Notemos que o que seja o universo circundante ao fenômeno de um personagem de nome Jesus, o cristianismo, é sim um objeto de História, tanto que temos uma “História das Religiões”, e mais especificamente, uma “História do Cristianismo”. Mas aqui, vale didaticamente, novamente, uma metáfora. A Zoologia não estuda unicórnios, mas é perfeitamente possível uma tese em História da Cultura, da Literatura, da Mitologia com o título, digamos “O mito dos unicórnios na mitologia e consequente literatura indo-europeia.” Não há conceito humano, real ou completamente abstrato, imaginário, que não seja passível de estudo e até de construção de ciência (num sentido menor do termo ciência, sejamos exatos.

Em suma, o estudo do cristianismo não é propriamente o estudo histórico de um homem chamado Jesus (nem poderia ser), como o é para o estudo do Helenismo o estudo da vida de Alexandre, ainda que permeada de interessantes eventos míticos, mas o estudo dos homens no processo no tempo em torno de um conjunto de ideias que inclui a descrição e discursos de um homem que se afirma como sendo, por nome, Jesus (como seria o Helenismo com a influência do gigante personagem histórico que foi Alexandre). Daí a moderação dos textos históricos acadêmicos e sérios, mesmo em divulgação, em relação a quem tenha sido Jesus.

Mas quem é o Jesus “mítico”, que pelo próprio termo, jamais poderia ser tratado pela história, ainda que não houvesse qualquer dúvida sobre um Jesus histórico, mesmo sem qualquer evidência de seu corpo, o que valeria para um colosso da história como Alexandre?

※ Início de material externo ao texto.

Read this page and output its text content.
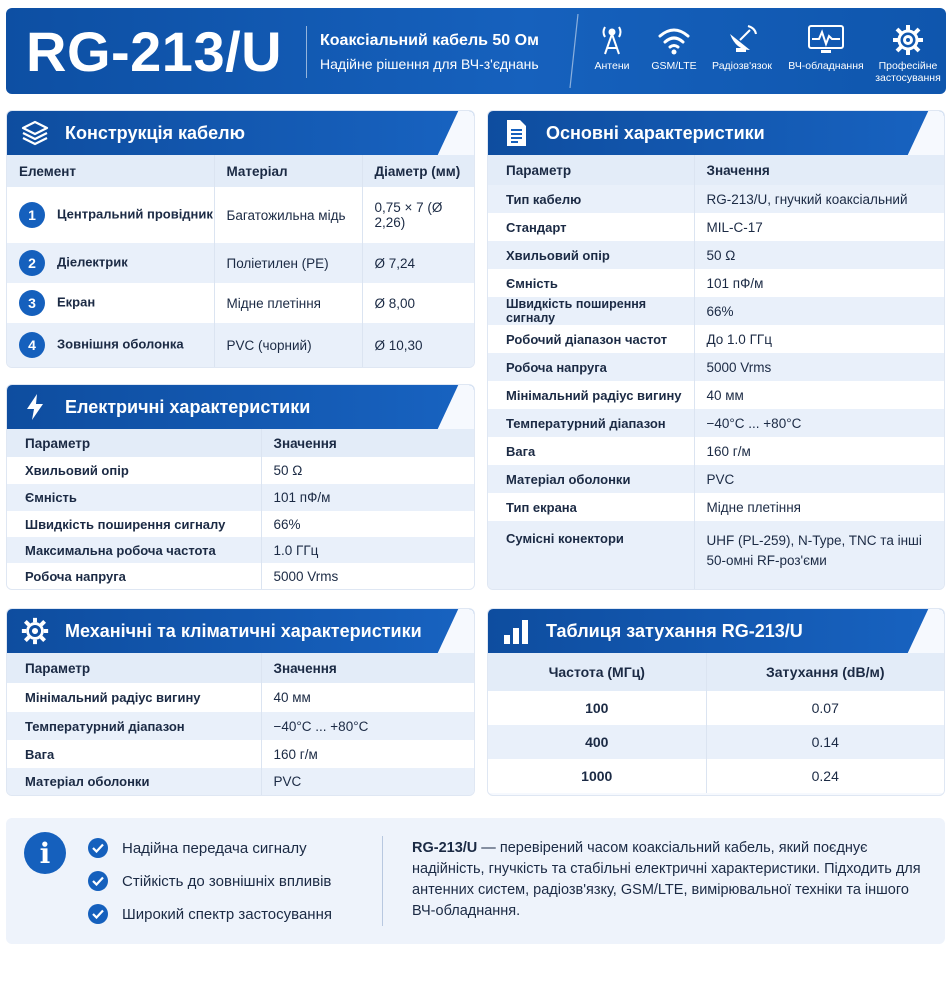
RG-213/U Коаксіальний кабель 50 Ом
Надійне рішення для ВЧ-з'єднань	Антени	GSM/LTE	Радіозв'язок	ВЧ-обладнання	Професійне застосування
Конструкція кабелю
Елемент	Матеріал	Діаметр (мм)
1 Центральний провідник	Багатожильна мідь	0,75 × 7 (Ø 2,26)
2 Діелектрик	Поліетилен (PE)	Ø 7,24
3 Екран	Мідне плетіння	Ø 8,00
4 Зовнішня оболонка	PVC (чорний)	Ø 10,30
Електричні характеристики
Параметр	Значення
Хвильовий опір	50 Ω
Ємність	101 пФ/м
Швидкість поширення сигналу	66%
Максимальна робоча частота	1.0 ГГц
Робоча напруга	5000 Vrms
Механічні та кліматичні характеристики
Параметр	Значення
Мінімальний радіус вигину	40 мм
Температурний діапазон	−40°C ... +80°C
Вага	160 г/м
Матеріал оболонки	PVC
Основні характеристики
Параметр	Значення
Тип кабелю	RG-213/U, гнучкий коаксіальний
Стандарт	MIL-C-17
Хвильовий опір	50 Ω
Ємність	101 пФ/м
Швидкість поширення сигналу	66%
Робочий діапазон частот	До 1.0 ГГц
Робоча напруга	5000 Vrms
Мінімальний радіус вигину	40 мм
Температурний діапазон	−40°C ... +80°C
Вага	160 г/м
Матеріал оболонки	PVC
Тип екрана	Мідне плетіння
Сумісні конектори	UHF (PL-259), N-Type, TNC та інші 50-омні RF-роз'єми
Таблиця затухання RG-213/U
Частота (МГц)	Затухання (dB/м)
100	0.07
400	0.14
1000	0.24
i	Надійна передача сигналу
Стійкість до зовнішніх впливів
Широкий спектр застосування
RG-213/U — перевірений часом коаксіальний кабель, який поєднує надійність, гнучкість та стабільні електричні характеристики. Підходить для антенних систем, радіозв'язку, GSM/LTE, вимірювальної техніки та іншого ВЧ-обладнання.
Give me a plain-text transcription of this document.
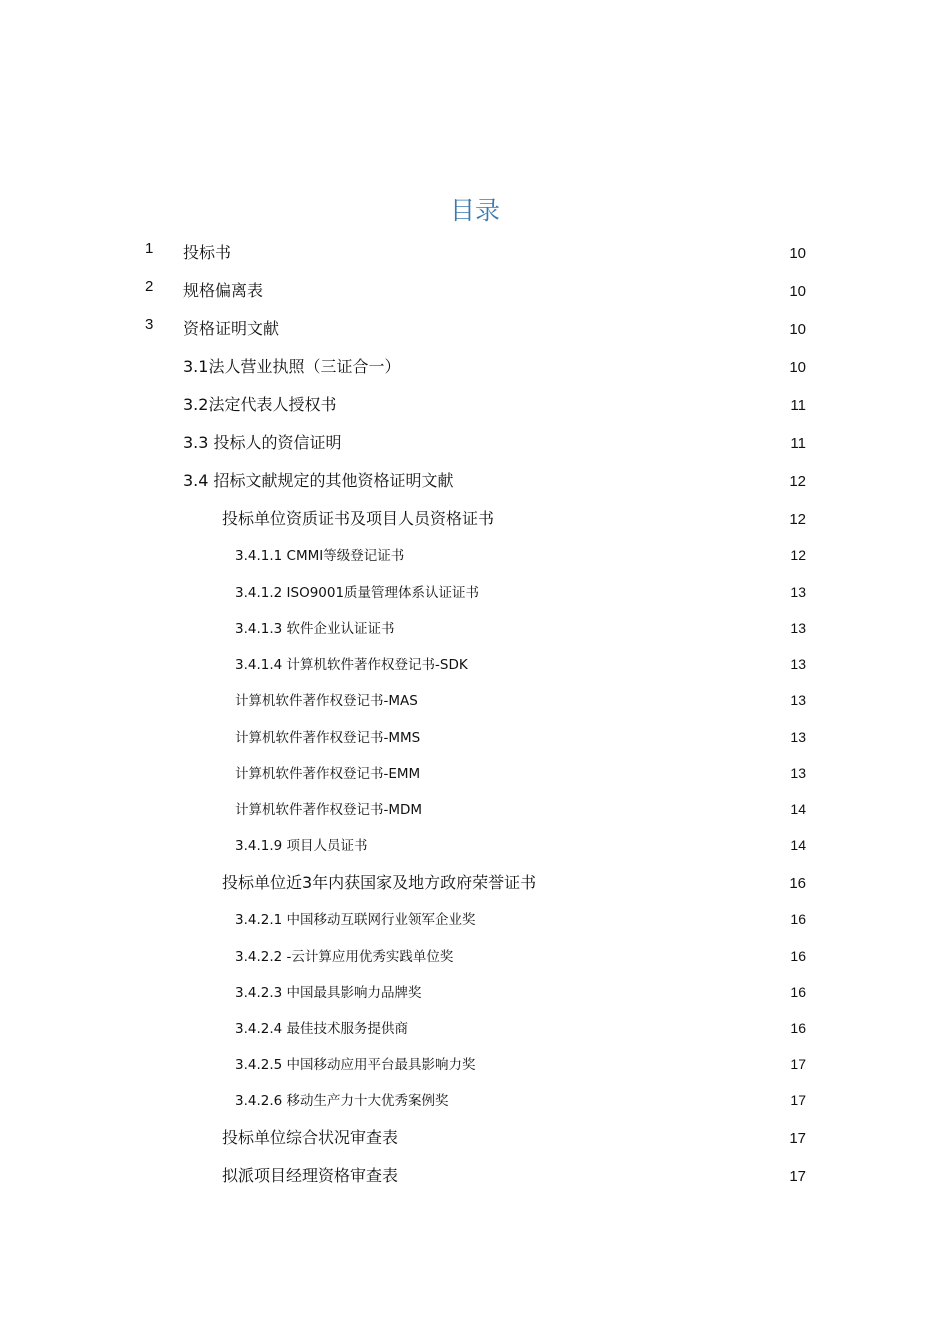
目录
1 投标书	10
2 规格偏离表	10
3 资格证明文献	10
3.1法人营业执照（三证合一）	10
3.2法定代表人授权书	11
3.3 投标人的资信证明	11
3.4 招标文献规定的其他资格证明文献	12
投标单位资质证书及项目人员资格证书	12
3.4.1.1 CMMI等级登记证书	12
3.4.1.2 ISO9001质量管理体系认证证书	13
3.4.1.3 软件企业认证证书	13
3.4.1.4 计算机软件著作权登记书-SDK	13
计算机软件著作权登记书-MAS	13
计算机软件著作权登记书-MMS	13
计算机软件著作权登记书-EMM	13
计算机软件著作权登记书-MDM	14
3.4.1.9 项目人员证书	14
投标单位近3年内获国家及地方政府荣誉证书	16
3.4.2.1 中国移动互联网行业领军企业奖	16
3.4.2.2 -云计算应用优秀实践单位奖	16
3.4.2.3 中国最具影响力品牌奖	16
3.4.2.4 最佳技术服务提供商	16
3.4.2.5 中国移动应用平台最具影响力奖	17
3.4.2.6 移动生产力十大优秀案例奖	17
投标单位综合状况审查表	17
拟派项目经理资格审查表	17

É o Jesus que andou sobre as águas, transformou água em vinho etc, e para a História, descrições de milagres, o sobrenatural, passam pelos filtros do problema da demarcação e pela argumentação dos milagres de Hume.

Não é que se negue que tais milagres tenham acontecido. É que eles não podem ser considerados como fundamento da existência de um personagem histórico.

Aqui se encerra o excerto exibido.